太監許峰有些害怕的嚥了咽口水,複位?真的能成功嗎?
滿朝文武,還有幾人支援你再當皇帝?
太監許峰還是想勸朱重八打消這個念頭,畢竟太監許峰清楚得很,造馬皇後的反,蚍蜉撼樹,最後太監許峰長長歎了口氣,不再多說什麽,無情帝王家,忠臣良將枯骨埋,到頭來沒有一個是贏家。
大奉帝國的朝堂之上,氣氛總是微妙而複雜,這日,朝會剛剛結束,大奉女帝馬皇後馬秀英在眾人的恭送聲中,緩緩起身,邁著沉穩卻又帶著幾分威嚴的步伐離開了朝堂。
馬秀英那身華麗的女帝凰袍,在陽光的映照下閃爍著耀眼的光芒,彷彿在訴說著她至高無上的地位。
隨著馬秀英的離去,朝堂上頓時安靜了下來,但這份安靜中卻隱隱透著一絲不安。
李善長,這位如今在大奉朝廷中舉足輕重的人物,此刻正靜靜地站在原地,眼神中透露出一絲難以言喻的複雜情緒。
李善長他剛剛被任命為唯一的臨時丞相,本應是喜事一樁,可他的臉上卻沒有絲毫的喜悅之色,反而滿是憂慮和困惑。
“為何……馬皇後不立右丞相來製衡我呢?”李善長心中暗自思忖,眉頭緊緊皺起,彷彿被一團無形的迷霧所籠罩。
李善長他深知,在這大奉帝國的朝堂之上,權力的平衡是何等的重要,右丞相一職,本就是為了製約丞相的權力而設立的。
如今馬秀英不立右丞相,這背後究竟隱藏著怎樣的深意?
一個可怕的念頭突然在他腦海中閃過:還是說……馬皇後對自己動了殺心?
她這是要把我高高捧起,然後重重摔下啊!
李善長越想越心驚,冷汗不禁順著他的額頭滑落。
他想起在大奉一朝流傳的那些趣事,每當朱重八要殺人時,臣子們總會紛紛跪地求饒,口中喊著:“陛下饒命啊,臣冤枉啊!”
那聲音中充滿了恐懼和絕望。
而如今,馬秀英要殺人時,臣子們卻會陷入深深的思考:“我究竟犯了什麽十惡不赦的罪,女帝竟然都要殺我?我反思了三天三夜也沒想明白啊。

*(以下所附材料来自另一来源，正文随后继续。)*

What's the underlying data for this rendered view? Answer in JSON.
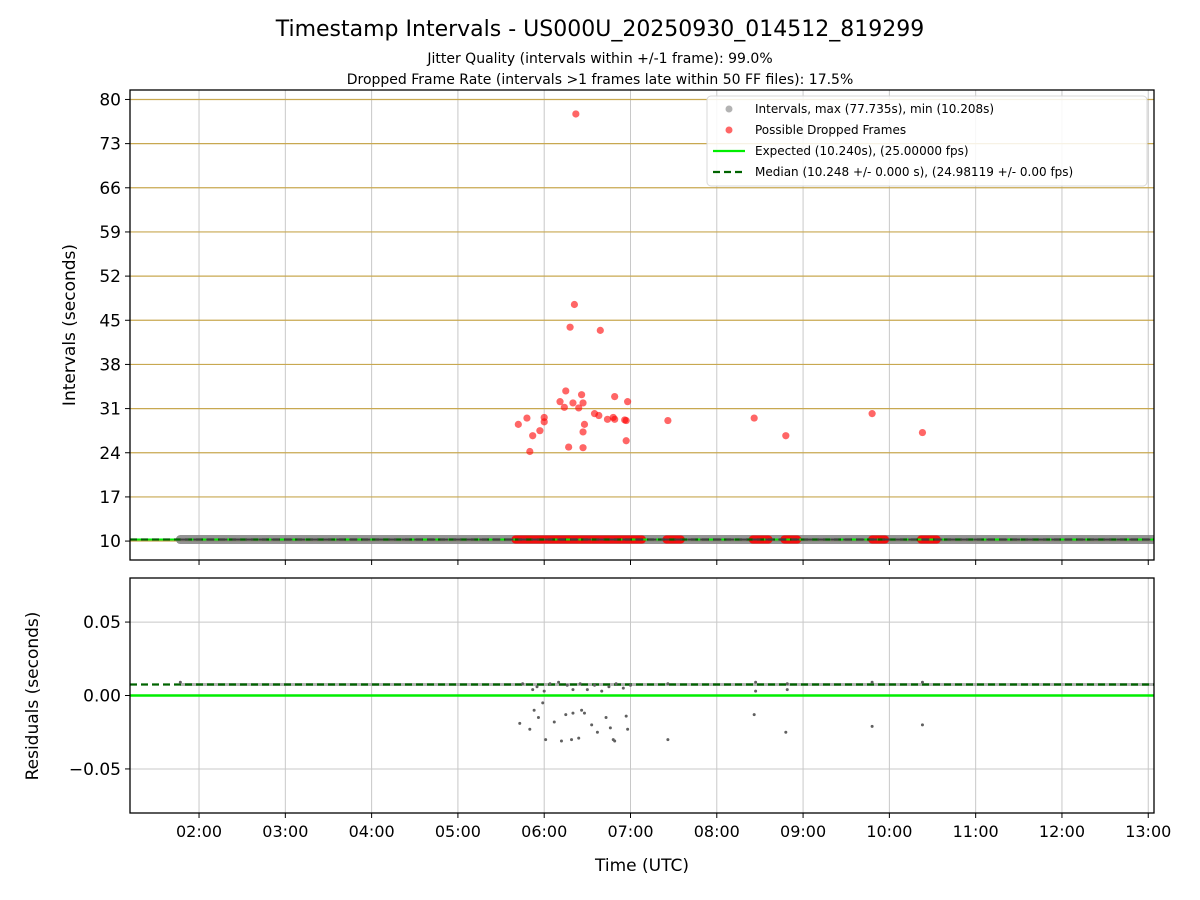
{
  "title": "Timestamp Intervals - US000U_20250930_014512_819299",
  "subtitle_lines": [
    "Jitter Quality (intervals within +/-1 frame): 99.0%",
    "Dropped Frame Rate (intervals >1 frames late within 50 FF files): 17.5%"
  ],
  "colors": {
    "intervals": "#808080",
    "dropped": "#ff0000",
    "expected": "#00ee00",
    "median": "#006400",
    "upper_grid": "#c8a850",
    "grid": "#c8c8c8"
  },
  "chart_data": [
    {
      "type": "scatter",
      "panel": "intervals",
      "title": "Timestamp Intervals - US000U_20250930_014512_819299",
      "xlabel": "",
      "ylabel": "Intervals (seconds)",
      "ylim": [
        7,
        81.5
      ],
      "yticks": [
        10,
        17,
        24,
        31,
        38,
        45,
        52,
        59,
        66,
        73,
        80
      ],
      "ytick_labels": [
        "10",
        "17",
        "24",
        "31",
        "38",
        "45",
        "52",
        "59",
        "66",
        "73",
        "80"
      ],
      "xlim": [
        "01:12",
        "13:04"
      ],
      "grid": true,
      "legend_position": "top-right",
      "legend": [
        "Intervals, max (77.735s), min (10.208s)",
        "Possible Dropped Frames",
        "Expected (10.240s), (25.00000 fps)",
        "Median (10.248 +/- 0.000 s), (24.98119 +/- 0.00 fps)"
      ],
      "series": [
        {
          "name": "Intervals, max (77.735s), min (10.208s)",
          "kind": "band",
          "x_start": "01:47",
          "x_end": "13:04",
          "y": 10.248
        },
        {
          "name": "Possible Dropped Frames",
          "kind": "scatter",
          "points": [
            [
              "06:22",
              77.7
            ],
            [
              "06:21",
              47.5
            ],
            [
              "06:18",
              43.9
            ],
            [
              "06:39",
              43.4
            ],
            [
              "06:15",
              33.8
            ],
            [
              "06:26",
              33.2
            ],
            [
              "06:49",
              32.9
            ],
            [
              "06:11",
              32.1
            ],
            [
              "06:20",
              31.9
            ],
            [
              "06:27",
              31.9
            ],
            [
              "06:58",
              32.1
            ],
            [
              "06:14",
              31.2
            ],
            [
              "06:24",
              31.1
            ],
            [
              "06:35",
              30.2
            ],
            [
              "06:38",
              29.9
            ],
            [
              "06:00",
              29.6
            ],
            [
              "06:48",
              29.6
            ],
            [
              "06:49",
              29.3
            ],
            [
              "06:44",
              29.3
            ],
            [
              "05:48",
              29.5
            ],
            [
              "06:00",
              28.9
            ],
            [
              "06:56",
              29.2
            ],
            [
              "06:57",
              29.1
            ],
            [
              "05:42",
              28.5
            ],
            [
              "06:28",
              28.5
            ],
            [
              "05:57",
              27.5
            ],
            [
              "05:52",
              26.7
            ],
            [
              "06:27",
              27.3
            ],
            [
              "06:57",
              25.9
            ],
            [
              "06:17",
              24.9
            ],
            [
              "06:27",
              24.8
            ],
            [
              "05:50",
              24.2
            ],
            [
              "07:26",
              29.1
            ],
            [
              "08:26",
              29.5
            ],
            [
              "08:48",
              26.7
            ],
            [
              "09:48",
              30.2
            ],
            [
              "10:23",
              27.2
            ]
          ],
          "low_clusters": [
            {
              "from": "05:40",
              "to": "07:08",
              "y": 10.25
            },
            {
              "from": "07:25",
              "to": "07:35",
              "y": 10.25
            },
            {
              "from": "08:25",
              "to": "08:36",
              "y": 10.25
            },
            {
              "from": "08:47",
              "to": "08:56",
              "y": 10.25
            },
            {
              "from": "09:48",
              "to": "09:57",
              "y": 10.25
            },
            {
              "from": "10:22",
              "to": "10:33",
              "y": 10.25
            }
          ]
        },
        {
          "name": "Expected (10.240s), (25.00000 fps)",
          "kind": "hline",
          "y": 10.24
        },
        {
          "name": "Median (10.248 +/- 0.000 s), (24.98119 +/- 0.00 fps)",
          "kind": "hline",
          "y": 10.248
        }
      ]
    },
    {
      "type": "scatter",
      "panel": "residuals",
      "xlabel": "Time (UTC)",
      "ylabel": "Residuals (seconds)",
      "ylim": [
        -0.08,
        0.08
      ],
      "yticks": [
        0.05,
        0,
        -0.05
      ],
      "ytick_labels": [
        "0.05",
        "0.00",
        "−0.05"
      ],
      "xlim": [
        "01:12",
        "13:04"
      ],
      "xticks": [
        "02:00",
        "03:00",
        "04:00",
        "05:00",
        "06:00",
        "07:00",
        "08:00",
        "09:00",
        "10:00",
        "11:00",
        "12:00",
        "13:00"
      ],
      "grid": true,
      "series": [
        {
          "name": "",
          "kind": "hline",
          "y": 0.0
        },
        {
          "name": "",
          "kind": "hline",
          "y": 0.0075
        },
        {
          "name": "",
          "kind": "band",
          "x_start": "01:47",
          "x_end": "13:04",
          "y": 0.0075
        },
        {
          "name": "",
          "kind": "scatter",
          "points": [
            [
              "01:47",
              0.009
            ],
            [
              "05:43",
              -0.019
            ],
            [
              "05:50",
              -0.023
            ],
            [
              "05:53",
              -0.01
            ],
            [
              "05:56",
              -0.015
            ],
            [
              "05:59",
              -0.005
            ],
            [
              "06:01",
              -0.03
            ],
            [
              "06:07",
              -0.018
            ],
            [
              "06:12",
              -0.031
            ],
            [
              "06:15",
              -0.013
            ],
            [
              "06:19",
              -0.03
            ],
            [
              "06:20",
              -0.012
            ],
            [
              "06:24",
              -0.029
            ],
            [
              "06:26",
              -0.01
            ],
            [
              "06:28",
              -0.012
            ],
            [
              "06:33",
              -0.02
            ],
            [
              "06:37",
              -0.025
            ],
            [
              "06:43",
              -0.015
            ],
            [
              "06:46",
              -0.022
            ],
            [
              "06:48",
              -0.03
            ],
            [
              "06:49",
              -0.031
            ],
            [
              "06:57",
              -0.014
            ],
            [
              "06:58",
              -0.023
            ],
            [
              "07:26",
              -0.03
            ],
            [
              "08:26",
              -0.013
            ],
            [
              "08:48",
              -0.025
            ],
            [
              "09:48",
              -0.021
            ],
            [
              "10:23",
              -0.02
            ],
            [
              "05:45",
              0.008
            ],
            [
              "05:52",
              0.004
            ],
            [
              "05:55",
              0.006
            ],
            [
              "06:00",
              0.003
            ],
            [
              "06:04",
              0.008
            ],
            [
              "06:10",
              0.009
            ],
            [
              "06:16",
              0.007
            ],
            [
              "06:20",
              0.004
            ],
            [
              "06:25",
              0.008
            ],
            [
              "06:30",
              0.004
            ],
            [
              "06:35",
              0.007
            ],
            [
              "06:40",
              0.003
            ],
            [
              "06:45",
              0.006
            ],
            [
              "06:50",
              0.008
            ],
            [
              "06:55",
              0.005
            ],
            [
              "07:00",
              0.007
            ],
            [
              "07:26",
              0.008
            ],
            [
              "08:27",
              0.003
            ],
            [
              "08:27",
              0.009
            ],
            [
              "08:49",
              0.004
            ],
            [
              "08:49",
              0.008
            ],
            [
              "09:48",
              0.009
            ],
            [
              "10:23",
              0.009
            ]
          ]
        }
      ]
    }
  ]
}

”
這看似荒誕的對比,卻讓李善長感到一陣深深的寒意。
自己如今已年事漸高,這臨了的時光,他不想再有什麽波折,更不想晚節不保。
一旦被馬皇後抓住把柄,那可就萬劫不複了。
想到這裏,李善長的心中湧起一股強烈的決心:“不行不行,我絕不能給女帝抓到把柄。上任之後,我絕對要好好工作,不能給女帝動我的機會。”
要想不被女帝抓住把柄,就必須在工作中做到滴水不漏。
他開始更加嚴謹地處理每一份奏章,每一個決策都經過深思熟慮,確保不會出現任何差錯。
他還加強了對朝中事務的監督和管理,防止有任何可能被馬皇後利用的漏洞存在。
在這大奉帝國的朝堂之上,一場看不見硝煙的戰爭已經悄然拉開了帷幕。